Nesta comunicação propõe-se, assim, explorar os resultados dessa investigação com especial destaque para dois planos de análise, a saber:
(a) Um primeiro que explora o impacto das redes sociais nas actividades e nos usos do tempo durante o envelhecimento, atendendo particularmente aos processos de transição na passagem para a reforma, para a viuvez e, ainda, para as situações dependência por motivos de saúde. Questiona-se também possibilidade de o afrouxamento dos laços sociais e a falta de suportes relacionais (resultante de redes precárias) estarem associados à baixa intensidade da vida social, conduzindo a um isolamento com efeitos negativos no estado de saúde física e mental dos indivíduos.

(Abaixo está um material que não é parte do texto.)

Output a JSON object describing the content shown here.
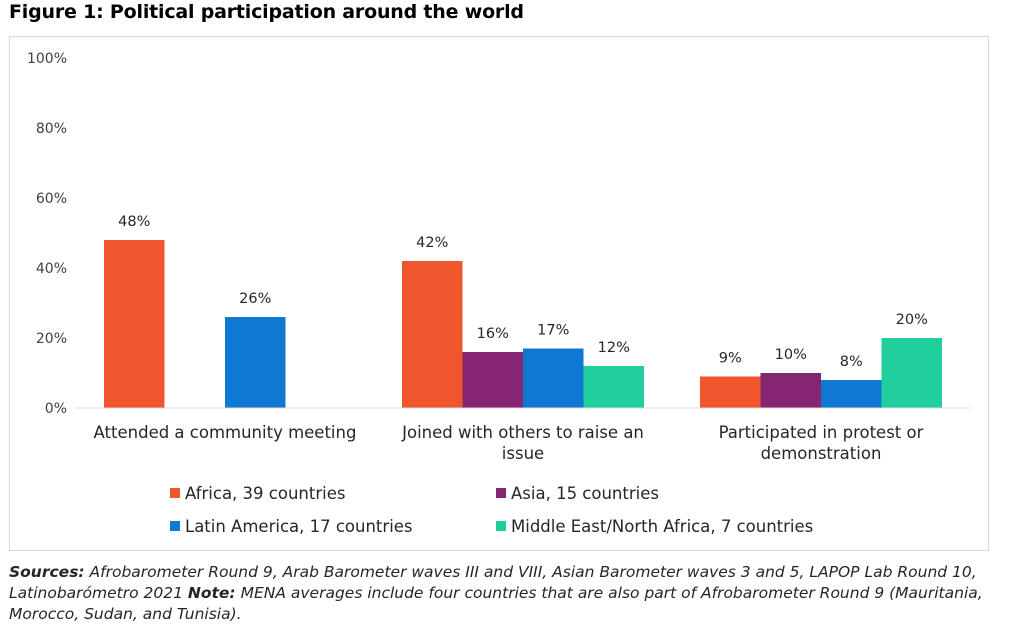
{
  "figure": {
    "title": "Figure 1: Political participation around the world"
  },
  "chart_data": {
    "type": "bar",
    "categories": [
      [
        "Attended a community meeting"
      ],
      [
        "Joined with others to raise an",
        "issue"
      ],
      [
        "Participated in protest or",
        "demonstration"
      ]
    ],
    "series": [
      {
        "name": "Africa, 39 countries",
        "color": "#f0562d",
        "values": [
          48,
          42,
          9
        ]
      },
      {
        "name": "Asia, 15 countries",
        "color": "#862572",
        "values": [
          null,
          16,
          10
        ]
      },
      {
        "name": "Latin America, 17 countries",
        "color": "#0e78d2",
        "values": [
          26,
          17,
          8
        ]
      },
      {
        "name": "Middle East/North Africa, 7 countries",
        "color": "#21cf9c",
        "values": [
          null,
          12,
          20
        ]
      }
    ],
    "ylim": [
      0,
      100
    ],
    "yticks": [
      0,
      20,
      40,
      60,
      80,
      100
    ],
    "value_suffix": "%",
    "grid": false,
    "legend_position": "bottom"
  },
  "note": {
    "sources_label": "Sources:",
    "sources_text": " Afrobarometer Round 9, Arab Barometer waves III and VIII, Asian Barometer waves 3 and 5, LAPOP Lab Round 10, Latinobarómetro 2021 ",
    "note_label": "Note:",
    "note_text": " MENA averages include four countries that are also part of Afrobarometer Round 9 (Mauritania, Morocco, Sudan, and Tunisia)."
  }
}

(b) Um segundo plano que identifica as condições mais favoráveis ao desenvolvimento de redes sociais. De que dependem as redes sociais? Como se originam? Que condições as facilitam? Responder a estas questões implica reconhecer que as mudanças verificadas nas redes sociais ao longo da idade são configuradas por múltiplos factores, entre os quais: as condicionantes estruturais (género e classe social), devido ao seu efeito diferenciador na diversificação, extensão e intensidade das redes sociais; e os factores individuais (por exemplo, o estado de saúde). Admite-se ainda que participação associativa/cívica e a promoção de actividades e de espaços de sociabilidade destinados à terceira idade constituem outros factores potencialmente impulsionadores das redes sociais. E, dado que a função destas se encontra intimamente ligada às actividades que as suportam, importa evidenciar não só a natureza, a frequência e a envolvência institucional dessas actividades, como também as motivações individuais (busca de sociabilidade, apoio recíproco, influência, altruísmo) de quem as exercem.
Em suma, procura-se mostrar como as redes sociais contribuem para colocar a terceira idade no espaço público, constituindo assim um instrumento importante tanto para a afirmação de um envelhecimento activo e saudável, como para a sua participação na sociedade.